24 January 2021
Here beginneth new hope. Joe Biden’s got a lot to do but he started well by making his inauguration bipartisan, reversing some of his predecessor’s more stupid actions and appointing some good people. Let’s breathe lightly for a bit and see how things settle down.
Covid is still on the rampage but Boris Johnson actually said something sensible this week when he warned that tight restrictions could last well into the spring and it was too early to guess when they might be lifted. Gone is the “all over by Easter” bluster.
The injectors are moving closer and, being nearer 60 than 40 (it’s true!), we hope to get our first vaccination within the next couple of weeks.
The scientists at Friday’s government briefing provided some key answers. The first vaccination provides about 50% immunity 2-3 weeks after the jab; the second increases this to 70-95% depending on the vaccine. The second top-up dose should be given a couple of weeks after the first but they’re delaying this to about 12 weeks so as many people as possible are 50% protected.
People who have been vaccinated don’t get any more freedom because, even if they’ve had both jabs, they can still carry and spread the virus to others, as can those who have had it and are thought to be immune to reinfection for 3-4 months.
In the longer-term, Covid 19 is likely to be with us forever, rather like flu, and we’ll get an annual injection to reduce the likelihood of our being (re)infected seriously.
It’s a pleasure to hear experts giving information and actually answering questions; and that they know ‘data’ is plural. Incidentally, have you noticed how many times Johnson says “er” when he’s bumbling?
Another genius was fined £200 this week when he was stopped in Devizes, having driven the 100 miles from Luton for a Macdonalds takeaway, even though Devizes doesn’t have a Macdonalds. Even more brilliantly, he didn’t insure his car so it triggered police alarms every time it passed an ANPR camera and the police seized his car; he presumably had to walk home.
We hear that much of the UK is flooded and/or snow-covered but down here, we’ve had some rain and it’s been getting colder but Friday and yesterday saw sunshine and blue skies. There was a little snow last night and this morning the roads were covered in black ice and treacherous. Incidentally, has anybody seen any gritters yet? They haven’t done our bus route yet.

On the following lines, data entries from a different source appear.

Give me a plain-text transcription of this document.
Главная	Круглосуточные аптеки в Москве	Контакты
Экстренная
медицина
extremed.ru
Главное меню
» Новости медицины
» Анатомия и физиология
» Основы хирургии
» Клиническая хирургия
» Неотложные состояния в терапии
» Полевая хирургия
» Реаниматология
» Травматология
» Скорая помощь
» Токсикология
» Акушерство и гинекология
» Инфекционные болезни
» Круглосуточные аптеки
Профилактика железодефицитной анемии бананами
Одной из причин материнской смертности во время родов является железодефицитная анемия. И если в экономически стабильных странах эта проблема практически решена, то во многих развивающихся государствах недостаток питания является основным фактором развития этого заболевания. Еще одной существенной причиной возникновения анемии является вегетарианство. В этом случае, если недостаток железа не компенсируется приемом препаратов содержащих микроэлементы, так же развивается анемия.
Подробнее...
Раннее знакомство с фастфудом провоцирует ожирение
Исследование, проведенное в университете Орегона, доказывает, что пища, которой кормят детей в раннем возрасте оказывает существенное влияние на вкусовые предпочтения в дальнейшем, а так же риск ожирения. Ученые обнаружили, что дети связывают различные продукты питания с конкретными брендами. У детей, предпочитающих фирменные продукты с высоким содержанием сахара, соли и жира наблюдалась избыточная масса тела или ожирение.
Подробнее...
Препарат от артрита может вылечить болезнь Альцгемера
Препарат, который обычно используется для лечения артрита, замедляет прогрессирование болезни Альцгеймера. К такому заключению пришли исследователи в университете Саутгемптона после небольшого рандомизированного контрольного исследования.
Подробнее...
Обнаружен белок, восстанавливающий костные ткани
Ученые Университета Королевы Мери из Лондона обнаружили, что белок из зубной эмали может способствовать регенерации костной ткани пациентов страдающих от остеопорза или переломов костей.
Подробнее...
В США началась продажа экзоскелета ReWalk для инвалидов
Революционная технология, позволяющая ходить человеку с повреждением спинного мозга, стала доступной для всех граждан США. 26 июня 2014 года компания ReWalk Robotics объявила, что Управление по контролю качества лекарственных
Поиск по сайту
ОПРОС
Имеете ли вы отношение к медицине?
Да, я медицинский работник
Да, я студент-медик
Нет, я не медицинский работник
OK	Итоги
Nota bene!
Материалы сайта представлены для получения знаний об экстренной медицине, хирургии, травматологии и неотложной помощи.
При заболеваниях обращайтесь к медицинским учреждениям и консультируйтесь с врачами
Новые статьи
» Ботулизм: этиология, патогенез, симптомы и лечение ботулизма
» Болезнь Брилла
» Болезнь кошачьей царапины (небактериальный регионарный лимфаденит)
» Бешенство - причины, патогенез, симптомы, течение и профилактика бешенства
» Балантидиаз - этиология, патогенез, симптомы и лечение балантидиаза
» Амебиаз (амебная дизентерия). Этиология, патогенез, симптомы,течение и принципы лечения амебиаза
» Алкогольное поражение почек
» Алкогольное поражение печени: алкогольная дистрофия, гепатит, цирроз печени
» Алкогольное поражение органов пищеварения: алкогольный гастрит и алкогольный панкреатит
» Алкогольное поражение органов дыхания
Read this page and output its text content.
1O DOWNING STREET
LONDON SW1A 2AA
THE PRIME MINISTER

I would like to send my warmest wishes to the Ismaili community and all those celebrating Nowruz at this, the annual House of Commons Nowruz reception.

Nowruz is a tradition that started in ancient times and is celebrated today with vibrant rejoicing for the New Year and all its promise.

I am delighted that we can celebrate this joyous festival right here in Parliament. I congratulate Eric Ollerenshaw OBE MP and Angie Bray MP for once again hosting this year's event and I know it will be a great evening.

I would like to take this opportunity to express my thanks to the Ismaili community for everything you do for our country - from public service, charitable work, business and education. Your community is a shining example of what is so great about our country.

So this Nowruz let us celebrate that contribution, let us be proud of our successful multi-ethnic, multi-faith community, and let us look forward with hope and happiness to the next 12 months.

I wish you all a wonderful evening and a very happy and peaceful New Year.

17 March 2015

The floods are of course likely to add to the woes of businesses that are beginning to reap the Brexit harvest and are unable to import goods due to EU couriers’ refusal to cross the Channel because of the delays, tariffs, taxes, couriers’ surcharges and the extra paperwork now required by the UK, as well as the advance deposit of huge amounts of VAT to HMRC (HMRC has estimated that British companies will have to complete an extra 215m documents a year, with their counterparts in the EU having to do the same. Private imports and exports are also subject to surcharges of up to 50% and the UK Department for International Trade is advising businesses to set up new companies in the EU. You couldn’t make it up.
The Department for the Environment, Food and Rural Affairs now has £23m to compensate fisheries exporting fish to the EU if they can show they suffered “genuine loss” (by filling in yet more forms).
Not quite the deal revealed on Christmas Eve when Johnson also said “there will be no non-tariff barriers to trade” with the EU; and, of course, the NHS is still waiting for his original promise of an extra £350m a week. How proud we all are to have broken free from EU bureaucracy.
The French and UK governments are also putting money into Eurostar to make sure it survives the pandemic as passenger numbers have fallen by 95%. France still owns 55% of Eurostar and Belgium still owns 5% but the British government flogged off its 40% to private pension funds in 2015. I’m glad my pension isn’t with one of them.
I’ve a 10p bet with a friend that Johnson won’t see the year out as prime minister (and he’s bet the same amount that Kier Starmer won’t as Labour leader). I was therefore relieved by Theresa May’s support in her Daily Mail article this week which was very critical of Johnson, saying that his threat to break international law and his backing out of the foreign aid target had not “raised our credibility in the eyes of the world”.
Back at the ranch, I discovered a new meaning of 24/7 last week.
On Sunday evening, my wife’s chairlift crawled up four stairs before it stopped, saying its battery was low. Luckily it came down again so she was back at ground level instead of suspended half way up, but it refused to up again. I suggested she spend the night strapped in it while I got a good night’s sleep but she declined the offer so I rang the firm that last serviced it and had left a sticker on it saying “24/7 service” (Hanover Lifts if you’re interested). The précis of an only slightly longer conversation was “You won’t get anybody out tonight”.
Rather than debate the definition of 24/7, I rang our wonderful neighbours who came over and together we lifted my wife backwards up the stairs and onto a chair from which I could then get her changed and into bed*. (The next day, she rejected my offer to bump her downstairs so I rang Hanover again and she had to stay in bed till 2 pm when an engineer replaced a battery and she could get downstairs again.)
Aren’t people kind? Three local families have offered to help us with things like this and we feel able to call on any of them, a comfort beyond words. The world needs need more people like them.
* I should explain that I couldn’t lift my wife on my own not because she’s too heavy but because I’m just feak and weeble.